Dr Hannah Shaw
The focus of my currrent scientific research relates to the role of adipose tissue and fascia in the musculoskeletal system. This interest developed from my PhD which focussed on entheses (attachements of tendons and ligaments to bone) and the importance of adipose tissue at these sites. As a professional tutor I also undertake pedagogic research. At present I am investigating the use and impact of online tutorials for student practical class preparation.
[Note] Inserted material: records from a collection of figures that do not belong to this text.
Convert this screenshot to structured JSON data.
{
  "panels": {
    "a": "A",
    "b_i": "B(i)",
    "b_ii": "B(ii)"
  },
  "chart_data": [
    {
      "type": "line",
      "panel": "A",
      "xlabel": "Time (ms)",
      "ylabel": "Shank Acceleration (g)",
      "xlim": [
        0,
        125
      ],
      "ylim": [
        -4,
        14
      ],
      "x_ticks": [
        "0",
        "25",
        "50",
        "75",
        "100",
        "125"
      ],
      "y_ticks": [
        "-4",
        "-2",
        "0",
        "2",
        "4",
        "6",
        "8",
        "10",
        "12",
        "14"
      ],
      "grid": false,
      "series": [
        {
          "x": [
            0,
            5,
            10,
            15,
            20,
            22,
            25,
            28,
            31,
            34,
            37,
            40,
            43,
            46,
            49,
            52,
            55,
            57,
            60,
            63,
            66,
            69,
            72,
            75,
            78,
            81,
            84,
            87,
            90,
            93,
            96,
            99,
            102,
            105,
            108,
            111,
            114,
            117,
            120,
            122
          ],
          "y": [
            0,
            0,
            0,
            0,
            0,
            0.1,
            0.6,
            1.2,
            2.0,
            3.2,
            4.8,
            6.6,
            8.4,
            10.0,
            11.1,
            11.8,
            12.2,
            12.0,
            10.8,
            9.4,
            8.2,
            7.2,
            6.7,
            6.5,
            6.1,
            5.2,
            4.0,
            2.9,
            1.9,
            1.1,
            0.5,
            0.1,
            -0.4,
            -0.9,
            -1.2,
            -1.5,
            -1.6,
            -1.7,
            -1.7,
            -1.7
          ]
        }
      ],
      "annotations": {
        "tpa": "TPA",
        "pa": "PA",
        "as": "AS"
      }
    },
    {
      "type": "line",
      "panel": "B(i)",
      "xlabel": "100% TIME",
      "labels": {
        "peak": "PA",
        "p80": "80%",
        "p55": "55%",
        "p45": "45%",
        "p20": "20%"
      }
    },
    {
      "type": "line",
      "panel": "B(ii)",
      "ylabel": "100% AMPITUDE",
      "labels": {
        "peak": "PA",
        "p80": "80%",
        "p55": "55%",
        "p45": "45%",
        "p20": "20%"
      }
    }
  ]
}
I graduated from Cardiff University in 2004 with 1st class honours degree in Anatomical Sciences, and the Fritz Jacoby prize. Following this I remained within Cardiff to pursue a PhD funded by the Anatomical Society (AS) supervised by Prof Mike Benjamin, Dr Rob Santer and Dr Alan Watson. During this time I was the first student member to serve on the Council of the society. The study focussed on the structure, development and pathology of entheses, focussing principally on the calcaneal (Achilles) tendon.
During my PhD I spent a month in the AO research institute in Davos, Switzerland working with Dr Stephan Milz.
After completing my doctoral degree in 2007, I was appointed as a Professional Tutor specialising mainly in anatomical education. In 2010, I was part of the first cohort to complete the postgraduate 'Anatomy Training Program' co-ordinated by the Anatomical Society and the American Association of Anatomists. I am also currently a member of the Anatomical Society, where I serve on the Education Committee, and a Fellow of the Higher Education Academy (HEA).
My PhD focussed primarily on the structure, function, and pathology of entheses, specifically on the calcaneal (Achilles) tendon enthesis organ. An enthesis is the site of attachment of a tendon, ligament or joint capsule to bone. However, at most sites, entheses are not isolated structures; they are frequently associated with other components including adipose tissue and synovium. My PhD illustrated that although entheses are common sites of pain in pathology, under normal conditions, the enthesis itself and associated fibrocartilages are avascular and aneural. The related adipose tissue, however, is highly innervated and may therefore play a role in proprioception, and potentially be a source of pain in enthesopathies. From this research I have developed an interest in the functional role of adipose tissue in the musculoskeletal system and have recently supervised projects which investigated the structure and development of the plantar fat pads.
Since starting as a Professional Tutor I have developed a keen interest in the use of online tutorials. In particular, with regard to their use by students to improve satisfaction and performance in practical classes. At present this study is focussing primarily on anaotmical teaching the dissection room, but hopefully in future will branch out to other science disciplines.